Apple's incoming CEO drew a line on AI, telling Tom's Guide that technology serves the product, not the reverse, as rivals chase AI revenue in the tens of billions.
"We never think about shipping a technology. We always think about, 'How can we leverage technology to ship amazing products and features and experiences for our users?' So that's how we think about AI," John Ternus, then Apple's senior vice president of hardware engineering and now incoming chief executive, said in the April interview.
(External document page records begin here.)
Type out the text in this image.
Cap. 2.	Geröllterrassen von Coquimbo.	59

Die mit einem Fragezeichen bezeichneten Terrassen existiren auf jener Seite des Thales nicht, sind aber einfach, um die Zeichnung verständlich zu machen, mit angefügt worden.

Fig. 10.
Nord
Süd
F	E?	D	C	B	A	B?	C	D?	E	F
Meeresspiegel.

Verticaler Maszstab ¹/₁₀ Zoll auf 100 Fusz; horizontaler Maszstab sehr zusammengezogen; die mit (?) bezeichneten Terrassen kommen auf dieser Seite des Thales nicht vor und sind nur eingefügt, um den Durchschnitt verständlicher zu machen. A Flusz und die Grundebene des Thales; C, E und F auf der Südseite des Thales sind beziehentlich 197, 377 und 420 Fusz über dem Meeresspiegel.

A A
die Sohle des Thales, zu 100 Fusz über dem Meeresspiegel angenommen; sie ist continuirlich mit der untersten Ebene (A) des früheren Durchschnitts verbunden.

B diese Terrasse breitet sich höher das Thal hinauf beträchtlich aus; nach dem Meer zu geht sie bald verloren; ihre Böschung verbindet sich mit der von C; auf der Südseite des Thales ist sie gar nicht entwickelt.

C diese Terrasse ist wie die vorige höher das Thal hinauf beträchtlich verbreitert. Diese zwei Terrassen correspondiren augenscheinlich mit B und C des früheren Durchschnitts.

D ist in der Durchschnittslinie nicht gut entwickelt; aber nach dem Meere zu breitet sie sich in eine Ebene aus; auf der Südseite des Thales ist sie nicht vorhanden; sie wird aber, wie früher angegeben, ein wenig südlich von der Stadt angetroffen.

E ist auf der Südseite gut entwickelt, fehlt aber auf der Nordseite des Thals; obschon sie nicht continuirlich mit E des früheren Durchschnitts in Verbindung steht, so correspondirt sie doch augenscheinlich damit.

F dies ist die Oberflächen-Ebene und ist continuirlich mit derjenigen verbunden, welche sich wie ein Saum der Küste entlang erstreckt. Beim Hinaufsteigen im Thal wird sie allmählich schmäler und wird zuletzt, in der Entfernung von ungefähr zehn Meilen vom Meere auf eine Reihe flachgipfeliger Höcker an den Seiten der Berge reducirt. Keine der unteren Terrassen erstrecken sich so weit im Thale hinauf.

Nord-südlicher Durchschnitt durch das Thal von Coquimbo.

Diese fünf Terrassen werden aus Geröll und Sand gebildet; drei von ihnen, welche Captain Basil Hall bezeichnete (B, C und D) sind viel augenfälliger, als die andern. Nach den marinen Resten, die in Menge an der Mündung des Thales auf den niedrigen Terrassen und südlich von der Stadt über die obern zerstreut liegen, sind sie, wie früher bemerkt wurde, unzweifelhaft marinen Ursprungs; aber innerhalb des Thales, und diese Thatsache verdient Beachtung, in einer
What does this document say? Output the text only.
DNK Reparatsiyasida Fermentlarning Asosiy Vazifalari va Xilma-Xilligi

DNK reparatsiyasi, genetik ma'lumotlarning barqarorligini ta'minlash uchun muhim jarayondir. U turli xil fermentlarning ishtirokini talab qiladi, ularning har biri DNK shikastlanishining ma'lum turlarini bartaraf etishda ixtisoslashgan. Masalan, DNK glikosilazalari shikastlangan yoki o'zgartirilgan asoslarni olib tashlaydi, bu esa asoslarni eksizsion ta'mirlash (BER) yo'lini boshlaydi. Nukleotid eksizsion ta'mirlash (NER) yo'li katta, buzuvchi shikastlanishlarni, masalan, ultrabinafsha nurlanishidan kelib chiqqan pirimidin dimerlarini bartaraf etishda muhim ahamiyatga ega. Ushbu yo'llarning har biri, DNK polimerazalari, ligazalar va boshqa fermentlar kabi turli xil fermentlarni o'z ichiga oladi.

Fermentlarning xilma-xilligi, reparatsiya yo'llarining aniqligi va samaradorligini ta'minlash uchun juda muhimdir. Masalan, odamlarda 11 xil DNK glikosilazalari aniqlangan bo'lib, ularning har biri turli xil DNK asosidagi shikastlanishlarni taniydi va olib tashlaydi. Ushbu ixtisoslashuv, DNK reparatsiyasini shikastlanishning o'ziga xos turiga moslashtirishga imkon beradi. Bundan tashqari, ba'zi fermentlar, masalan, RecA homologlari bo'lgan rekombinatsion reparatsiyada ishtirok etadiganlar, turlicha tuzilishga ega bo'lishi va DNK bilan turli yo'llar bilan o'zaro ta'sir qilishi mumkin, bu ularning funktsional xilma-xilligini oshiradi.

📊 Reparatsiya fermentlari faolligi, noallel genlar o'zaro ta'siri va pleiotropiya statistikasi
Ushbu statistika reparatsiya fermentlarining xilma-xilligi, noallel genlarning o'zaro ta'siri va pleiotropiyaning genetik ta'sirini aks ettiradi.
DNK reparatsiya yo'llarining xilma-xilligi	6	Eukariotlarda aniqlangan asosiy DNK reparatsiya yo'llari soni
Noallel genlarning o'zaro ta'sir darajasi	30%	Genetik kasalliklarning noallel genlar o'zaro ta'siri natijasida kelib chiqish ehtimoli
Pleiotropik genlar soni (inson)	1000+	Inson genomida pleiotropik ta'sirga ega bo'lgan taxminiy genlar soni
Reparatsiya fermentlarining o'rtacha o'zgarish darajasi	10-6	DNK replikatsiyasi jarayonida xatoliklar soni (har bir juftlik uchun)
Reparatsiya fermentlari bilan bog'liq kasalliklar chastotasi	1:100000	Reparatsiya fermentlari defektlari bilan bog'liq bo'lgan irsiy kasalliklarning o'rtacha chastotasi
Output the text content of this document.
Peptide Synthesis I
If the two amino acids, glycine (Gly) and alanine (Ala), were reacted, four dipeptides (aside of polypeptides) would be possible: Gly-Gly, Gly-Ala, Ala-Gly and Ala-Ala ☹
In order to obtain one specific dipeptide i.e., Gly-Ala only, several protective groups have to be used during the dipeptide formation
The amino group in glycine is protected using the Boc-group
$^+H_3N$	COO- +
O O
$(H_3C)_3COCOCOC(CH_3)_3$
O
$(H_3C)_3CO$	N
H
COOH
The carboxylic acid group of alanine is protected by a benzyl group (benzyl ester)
The contrast with peers is stark. Microsoft's AI business surpassed an annual revenue run rate of $37 billion, up 123% year-over-year, CEO Satya Nadella told investors. Alphabet's Google Cloud revenue grew 63% with backlog nearly doubling to more than $460 billion, CEO Sundar Pichai said. Meta CEO Mark Zuckerberg told shareholders his company is "on track to deliver personal superintelligence to billions of people."
The market is not rewarding the loudest voices. Microsoft shares are down 21% year-to-date, Meta off 14%, and Alphabet, up 16% YTD, has slipped 8% in the past month. Apple, by contrast, has gained 9% this year and 52% over the past 12 months, suggesting investors may already be pricing in a premium for restraint.
The Financial Foundation for Restraint
Ternus inherits a cash machine. Apple's March quarter delivered revenue of $111.18 billion, up 17% year-over-year, with diluted earnings per share of $2.01 against a $1.94 consensus — the eighth consecutive quarterly beat. Services hit an all-time record at $30.98 billion, and iPhone revenue reached $56.99 billion on what outgoing CEO Tim Cook called "extraordinary demand for the iPhone 17 lineup." The board authorized a new $100 billion buyback and raised the dividend 4% to $0.27 per share.
That financial firepower funds Ternus's ability to say no. Apple does not need a token-priced cloud business to justify its valuation. The company trades with 48 analysts covering it: 7 rate it Strong Buy, 23 say Buy, 15 Hold, 1 Sell and 2 Strong Sell.
Where Restraint Carries Risk
The strategy is not without cost. Apple Intelligence launched in 2024 to criticism, and the promised Siri upgrade has been delayed until iOS 27, expected in late 2026 or early 2027 — making it Ternus's first real test. Investors have grown tired of AI promises and want tangible progress, and the stock dipped after an underwhelming WWDC where AI features remained limited in key markets.
Meanwhile, Apple faces a separate cost pressure. Cook has warned that a global shortage of memory and storage chips — driven by AI data center buildout — is pushing component costs higher. TechInsights estimates Apple would need to add $270 to the next iPhone Pro to maintain profit margins. The iPhone 17 Pro starts at $1,099. Apple already paid a $250 million settlement earlier this year to end a false advertising lawsuit after failing to deliver promised AI features.
Ternus's wager is that shipping the right feature beats shipping the loudest one. The Sept. 1 handoff puts that bet on the clock. Apple shares, trading at roughly 28 times forward earnings, reflect investor confidence that the product-first approach will eventually pay off — but the market's patience has limits.
This article is for informational purposes only and does not constitute investment advice.